The Midshipman

The Midshipman

By Russel Barsh

Hummmmm… With its dark purple skin and rows of gold colored, light sensitive buttons the Plainfin Midshipman (Porichthys notatus) is not only beautiful, but also unusual and aptly named.  Adult Midshipmen congregate and mate around Indian Island in May and June, and begin to disperse in August, leaving behind thousands of tiny golden-buttoned offspring that are identical to their parents in all but size.
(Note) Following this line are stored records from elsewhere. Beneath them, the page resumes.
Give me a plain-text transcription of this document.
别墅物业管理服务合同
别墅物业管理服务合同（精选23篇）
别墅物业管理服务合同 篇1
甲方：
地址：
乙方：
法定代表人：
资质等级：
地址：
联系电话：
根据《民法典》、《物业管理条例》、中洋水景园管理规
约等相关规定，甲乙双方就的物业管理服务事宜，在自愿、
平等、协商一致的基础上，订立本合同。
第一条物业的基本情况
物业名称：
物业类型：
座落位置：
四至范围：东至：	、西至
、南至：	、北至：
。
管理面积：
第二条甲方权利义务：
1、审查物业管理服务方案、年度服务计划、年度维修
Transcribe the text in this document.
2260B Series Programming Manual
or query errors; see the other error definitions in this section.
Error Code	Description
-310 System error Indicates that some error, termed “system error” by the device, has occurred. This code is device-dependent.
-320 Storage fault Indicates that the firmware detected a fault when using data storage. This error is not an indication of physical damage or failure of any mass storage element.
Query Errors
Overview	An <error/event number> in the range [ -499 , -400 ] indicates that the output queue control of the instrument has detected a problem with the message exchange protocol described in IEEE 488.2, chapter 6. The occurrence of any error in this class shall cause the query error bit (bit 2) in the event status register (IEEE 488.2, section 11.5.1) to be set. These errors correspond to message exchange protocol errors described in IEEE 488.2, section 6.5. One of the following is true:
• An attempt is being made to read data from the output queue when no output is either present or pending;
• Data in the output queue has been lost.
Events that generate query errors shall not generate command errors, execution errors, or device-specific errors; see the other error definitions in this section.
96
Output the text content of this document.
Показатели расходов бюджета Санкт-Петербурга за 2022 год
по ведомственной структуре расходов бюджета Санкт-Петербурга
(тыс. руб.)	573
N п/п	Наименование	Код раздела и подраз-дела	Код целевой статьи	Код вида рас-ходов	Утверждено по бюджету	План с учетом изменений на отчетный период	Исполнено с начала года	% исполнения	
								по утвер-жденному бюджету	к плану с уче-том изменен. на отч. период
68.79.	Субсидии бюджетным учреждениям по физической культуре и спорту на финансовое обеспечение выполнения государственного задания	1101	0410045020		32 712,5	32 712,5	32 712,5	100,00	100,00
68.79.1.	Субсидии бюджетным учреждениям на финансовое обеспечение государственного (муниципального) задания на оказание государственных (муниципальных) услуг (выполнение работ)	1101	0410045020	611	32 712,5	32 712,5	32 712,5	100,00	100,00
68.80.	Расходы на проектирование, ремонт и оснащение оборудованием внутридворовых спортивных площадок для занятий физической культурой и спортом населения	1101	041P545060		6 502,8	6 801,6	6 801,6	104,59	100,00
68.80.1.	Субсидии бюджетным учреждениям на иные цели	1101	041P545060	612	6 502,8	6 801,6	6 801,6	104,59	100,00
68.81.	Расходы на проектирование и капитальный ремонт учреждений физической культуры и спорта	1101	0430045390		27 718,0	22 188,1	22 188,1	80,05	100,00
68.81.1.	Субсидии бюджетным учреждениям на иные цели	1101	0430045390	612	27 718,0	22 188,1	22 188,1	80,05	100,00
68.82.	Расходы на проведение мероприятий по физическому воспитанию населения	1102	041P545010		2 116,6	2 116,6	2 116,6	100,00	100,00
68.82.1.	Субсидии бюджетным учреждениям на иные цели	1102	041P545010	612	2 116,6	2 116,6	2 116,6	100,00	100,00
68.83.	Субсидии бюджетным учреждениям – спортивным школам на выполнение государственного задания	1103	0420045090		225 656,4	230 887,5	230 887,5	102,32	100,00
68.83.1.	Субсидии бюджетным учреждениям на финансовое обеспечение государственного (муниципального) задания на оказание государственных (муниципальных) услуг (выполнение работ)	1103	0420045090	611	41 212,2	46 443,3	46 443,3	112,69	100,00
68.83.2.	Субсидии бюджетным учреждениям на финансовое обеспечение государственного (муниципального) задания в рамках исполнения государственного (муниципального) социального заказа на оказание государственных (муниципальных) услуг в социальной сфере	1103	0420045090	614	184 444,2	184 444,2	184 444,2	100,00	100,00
Midshipmen first attracted the attention of biologists in 1980, when scientists in southern California discovered that the low hum or “grunting” often heard by fisherman handling these fish, is actually a love song: an underwater mating call of the male Midshipman to attract females to the nest he has dug under rocks in the inter-tidal zone.  Once mated, the male will accept and guard the female’s eggs until they hatch: alone and silent.

But the strange story of the Midshipman took a sordid turn in the 1990s, when Richard Brantley and Albert Bass found that some of males do not dig nests, and cannot sing a note. Instead, they lay in wait near the nests of other males, and quickly slip in when a female appears. Cheating males are actually smaller than males that sing, but they make up for their diminutive stature by being several times more fertile. Evolution has led to two complementary male reproductive strategies in Midshipmen. Comparisons with the human dating scene could, well, be good material for a song!